- 755 Okunma
- 1 Yorum
- 0 Beğeni
TİPİ
TİPİ
(2011 Mersin 2. Kelenderis Öykü Yarışması Juri Özel Ödülü)
Otobüs ıssız yolda durdu, bagajdan bavulumu indirdikten sonra ardında gri bir egzoz dumanı bırakarak uzaklaştı. Etrafıma bakındım, dört yanımda karlar, bozkır ve yalnızlık… Köy yolları kapalıydı, karlar eriyene kadar da açılmazdı. Tek çarem kalıyordu yürümek, bildiğim kestirmelerden yürümek…
Kaç saattir yürüyordum? Beyaz gece sabaha demlenirken, önümde dağlar, vadiler belirirken, ayakucumda canımı hissederek yürüyordum. Botlarım bir kaç yerinden su almıştı, parmaklarım ve kulaklarım sızlıyordu; dokunsam ağlayacağım, dokunsalar ağlayacağım. Buz kesen burnuma ağzımla durmadan üflediğim nefesim tükenmek üzereyken yürüyordum.
Güneşin ilk huzmeleriyle birlikte gözlerimi kamaştıran kar beyazında, yerdeki kardelen çiçeklerinin pembe ve mor renkleriyle yaşama tutunurken, sabahın ayazı doluyordu içime. Yürürken sert karların sesini, bir kaç metre önümdeki kayalıkların arasından koşan yabani domuz sürüsünün homurtulu sesleri bastırıyordu. Kızılırmak’a doğru giden sürünün ardından şaşkınlıkla bakarken donakalıyordum…

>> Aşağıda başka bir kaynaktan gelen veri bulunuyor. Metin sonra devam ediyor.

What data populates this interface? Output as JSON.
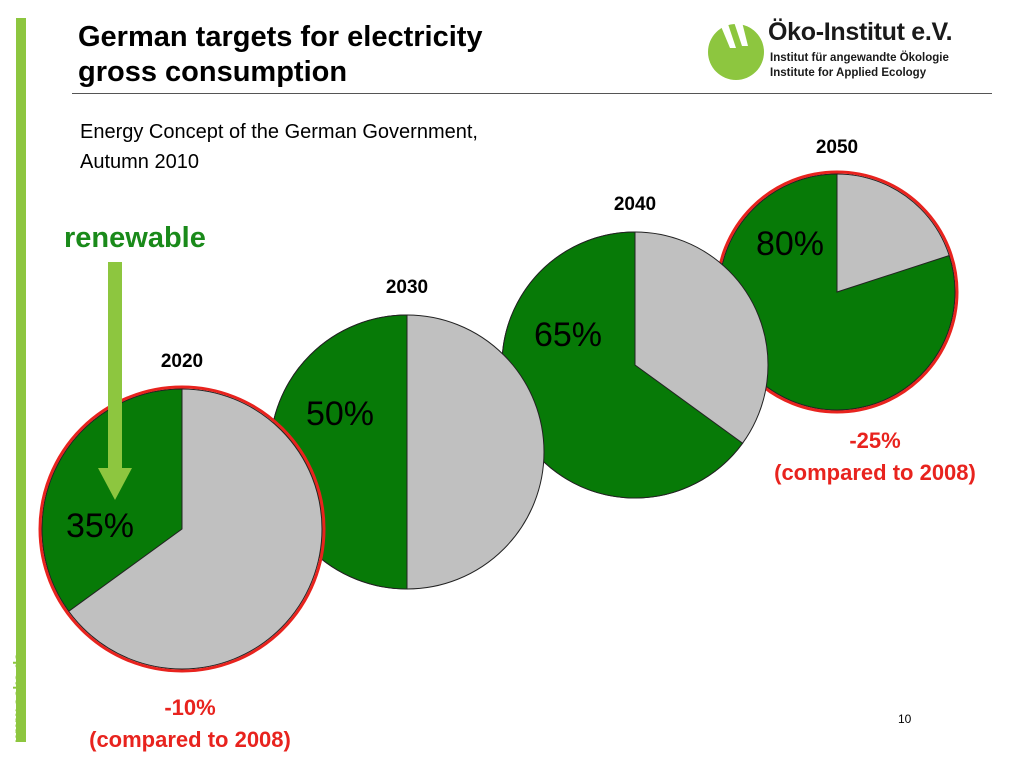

Bulutlar kaplıyordu yüce dağları, bulutlar kaplıyordu yeri, göğü… Ve kar başlıyordu. Uzak köyler gözümün önünden birer birer siliniyordu. Kızılırmak baş döndürücü beyaz sarhoşluğuyla kıvrılarak akarken, hoyrat rüzgârların önündeki bulutlar doğuya doğru hızla sürükleniyorlardı. Bir adım daha atmaya mecalsiz bacaklarım yere yığılmamak için hacıyatmaz gibi dengede kalmaya çalışırken hava giderek bozuyordu. Uçsuz bucaksız bozkırı karlar örtüyordu ve uzun bir süredir yürüdüğüm dar patikayı…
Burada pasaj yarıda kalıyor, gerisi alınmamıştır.